Van deemter biography summary

In ideal conditions, this would be displayed on the chromatogram as a single spike. What actually appears on the chromatogram is a triangular peak. The reason a spike is not produced is due to the process of band broadening. As a column gets older, its separation efficiency will drop and natural band broadening will occur. Band broadening can also be affected by inappropriate experimental parameters, especially mobile phase flow rates.

To discuss how flow rates affect band broadening, some background is needed. The efficiency of a column is sometimes defined by the number of plates N a column has.

This equation shows the relationship between peak efficiency and linear velocity and please see the Chromacademy module on band broadening for the proper.

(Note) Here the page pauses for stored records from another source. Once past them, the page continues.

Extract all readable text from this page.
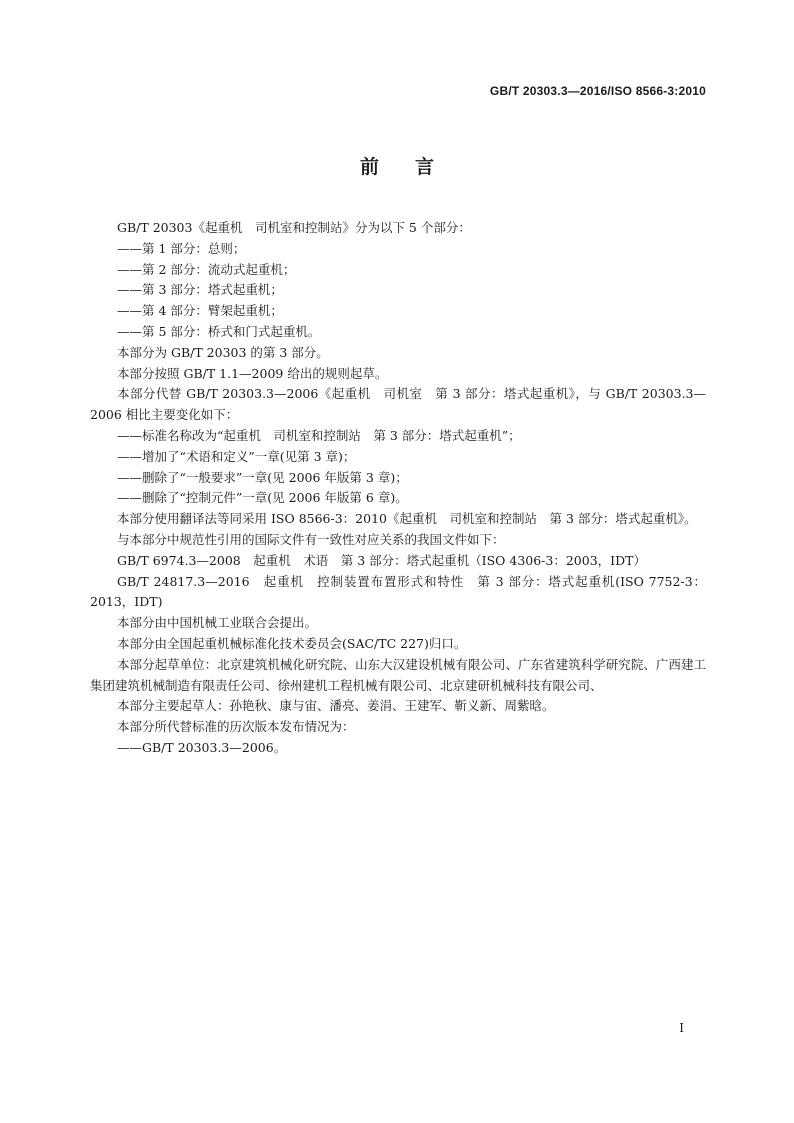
GB/T 20303.3—2016/ISO 8566-3:2010
前言

GB/T 20303《起重机　司机室和控制站》分为以下 5 个部分：

——第 1 部分：总则；

——第 2 部分：流动式起重机；

——第 3 部分：塔式起重机；

——第 4 部分：臂架起重机；

——第 5 部分：桥式和门式起重机。

本部分为 GB/T 20303 的第 3 部分。

本部分按照 GB/T 1.1—2009 给出的规则起草。

本部分代替 GB/T 20303.3—2006《起重机　司机室　第 3 部分：塔式起重机》，与 GB/T 20303.3—2006 相比主要变化如下：

——标准名称改为“起重机　司机室和控制站　第 3 部分：塔式起重机”；

——增加了“术语和定义”一章(见第 3 章)；

——删除了“一般要求”一章(见 2006 年版第 3 章)；

——删除了“控制元件”一章(见 2006 年版第 6 章)。

本部分使用翻译法等同采用 ISO 8566-3：2010《起重机　司机室和控制站　第 3 部分：塔式起重机》。

与本部分中规范性引用的国际文件有一致性对应关系的我国文件如下：

GB/T 6974.3—2008　起重机　术语　第 3 部分：塔式起重机（ISO 4306-3：2003，IDT）

GB/T 24817.3—2016　起重机　控制装置布置形式和特性　第 3 部分：塔式起重机(ISO 7752-3：2013，IDT)

本部分由中国机械工业联合会提出。

本部分由全国起重机械标准化技术委员会(SAC/TC 227)归口。

本部分起草单位：北京建筑机械化研究院、山东大汉建设机械有限公司、广东省建筑科学研究院、广西建工集团建筑机械制造有限责任公司、徐州建机工程机械有限公司、北京建研机械科技有限公司、

本部分主要起草人：孙艳秋、康与宙、潘亮、姜涓、王建军、靳义新、周紫晗。

本部分所代替标准的历次版本发布情况为：

——GB/T 20303.3—2006。

I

Imagine a column sliced radially into thousands of thin discs; these are the plates. The more plates a column has, the more efficient the column is and the separation between two solutes will be greater. The plate count for a column is not a fixed number, but depends on the flow rate, the mobile phase used and the nature of the solute. N is calculated after a sample has been run and is proportional to the retention time and inversely proportional to the peak width at half-height.

Therefore, a narrower peak gives a higher N value. This is also a measure of column efficiency, and since column length is fixed, a large value of N gives a small value of HETP. In a simplified form, the Van Deemter equation is:. As shown earlier, the aim is to minimise HETP to improve column efficiency. Gas chromatography GC was invented by a team of researchers led by Martin and James at the University of Chicago in the early s.